King of Calakmul
- Reign: 630-636
- Predecessor: Tajoom Uk'ab K'ahk'
- Successor: Yuknoom Ch'een II
- Born: Calakmul
- Died: 636 Calakmul
- House: Snake dynasty
- Father: Uneh Chan
- Mother: Lady Scroll-in-Hand
- Religion: Maya religion

= Yuknoom Head =

Yuknoom Head (Cauac Head) was a king of the Maya Kaan Kingdom (also known as the Snake Kingdom). He ruled AD 630-636.

==Reign==
The campaign to reassert Kaan’s hegemony over Naranjo after its defection following the death of faithful sublord Aj Wosal Chan K'inich seems to have been initiated by Yuknoom Head’s predecessor Tajoom Uk'ab K'ahk'. A probable sponsor of two Naranjo defeats by Snake client K'an II of Caracol, Tajoom Uk’ab K’ahk' himself was involved in what might have been a related warfare event in AD 627, but it was Yuknoom Head who took direct and decisive action with a "star war" conquest of Naranjo in 631.

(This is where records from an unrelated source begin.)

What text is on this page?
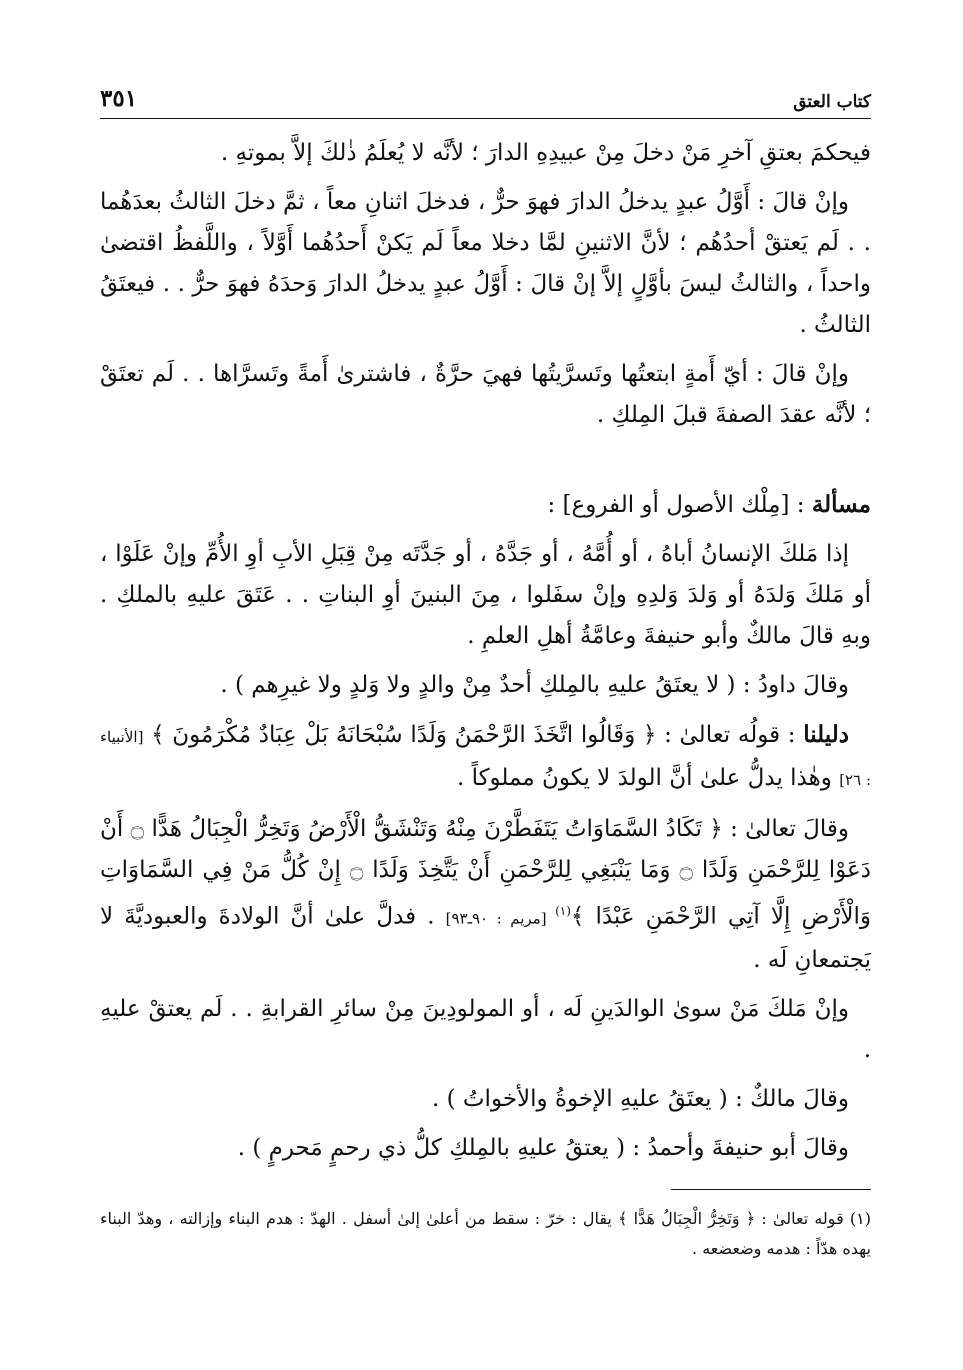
كتاب العتق
٣٥١

فيحكمَ بعتقِ آخرِ مَنْ دخلَ مِنْ عبيدِهِ الدارَ ؛ لأنَّه لا يُعلَمُ ذٰلكَ إلاَّ بموتهِ .

وإنْ قالَ : أَوَّلُ عبدٍ يدخلُ الدارَ فهوَ حرٌّ ، فدخلَ اثنانِ معاً ، ثمَّ دخلَ الثالثُ بعدَهُما . . لَم يَعتقْ أحدُهُم ؛ لأنَّ الاثنينِ لمَّا دخلا معاً لَم يَكنْ أَحدُهُما أَوَّلاً ، واللَّفظُ اقتضىٰ واحداً ، والثالثُ ليسَ بأوَّلٍ إلاَّ إنْ قالَ : أَوَّلُ عبدٍ يدخلُ الدارَ وَحدَهُ فهوَ حرٌّ . . فيعتَقُ الثالثُ .

وإنْ قالَ : أيّ أَمةٍ ابتعتُها وتَسرَّيتُها فهيَ حرَّةٌ ، فاشترىٰ أَمةً وتَسرَّاها . . لَم تعتَقْ ؛ لأنَّه عقدَ الصفةَ قبلَ المِلكِ .

مسألة : [مِلْك الأصول أو الفروع] :

إذا مَلكَ الإنسانُ أباهُ ، أو أُمَّهُ ، أو جَدَّهُ ، أو جَدَّتَه مِنْ قِبَلِ الأبِ أوِ الأُمِّ وإنْ عَلَوْا ، أو مَلكَ وَلدَهُ أو وَلدَ وَلدِهِ وإنْ سفَلوا ، مِنَ البنينَ أوِ البناتِ . . عَتَقَ عليهِ بالملكِ . وبهِ قالَ مالكٌ وأبو حنيفةَ وعامَّةُ أهلِ العلمِ .

وقالَ داودُ : ( لا يعتَقُ عليهِ بالمِلكِ أحدٌ مِنْ والدٍ ولا وَلدٍ ولا غيرِهم ) .

دليلنا : قولُه تعالىٰ : ﴿ وَقَالُوا اتَّخَذَ الرَّحْمَنُ وَلَدًا سُبْحَانَهُ بَلْ عِبَادٌ مُكْرَمُونَ ﴾ [الأنبياء : ٢٦] وهٰذا يدلُّ علىٰ أنَّ الولدَ لا يكونُ مملوكاً .

وقالَ تعالىٰ : ﴿ تَكَادُ السَّمَاوَاتُ يَتَفَطَّرْنَ مِنْهُ وَتَنْشَقُّ الْأَرْضُ وَتَخِرُّ الْجِبَالُ هَدًّا ۝ أَنْ دَعَوْا لِلرَّحْمَنِ وَلَدًا ۝ وَمَا يَنْبَغِي لِلرَّحْمَنِ أَنْ يَتَّخِذَ وَلَدًا ۝ إِنْ كُلُّ مَنْ فِي السَّمَاوَاتِ وَالْأَرْضِ إِلَّا آتِي الرَّحْمَنِ عَبْدًا ﴾$^{(١)}$ [مريم : ٩٠ـ٩٣] . فدلَّ علىٰ أنَّ الولادةَ والعبوديَّةَ لا يَجتمعانِ لَه .

وإنْ مَلكَ مَنْ سوىٰ الوالدَينِ لَه ، أو المولودِينَ مِنْ سائرِ القرابةِ . . لَم يعتقْ عليهِ .

وقالَ مالكٌ : ( يعتَقُ عليهِ الإخوةُ والأخواتُ ) .

وقالَ أبو حنيفةَ وأحمدُ : ( يعتقُ عليهِ بالمِلكِ كلُّ ذي رحمٍ مَحرمٍ ) .

(١) قوله تعالىٰ : ﴿ وَتَخِرُّ الْجِبَالُ هَدًّا ﴾ يقال : خرّ : سقط من أعلىٰ إلىٰ أسفل . الهدّ : هدم البناء وإزالته ، وهدّ البناء يهده هدّاً : هدمه وضعضعه .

The record of this military victory, carved on Naranjo Hieroglyphic Stairway 1, calls Yuknoom Head the kaanal ajaw ta uxte'tuun - "the Kaan lord at Uxte'tuun", this being the ancient place name of Calakmul. A reasonable inference is that previous Snake kings were based elsewhere (perhaps at Dzibanche).

A second military success, this one against an unknown site, was achieved by Yuknoom Head in 636.

Stelae 76 and 78 can be attributed to Yuknoom Head although they are eroded.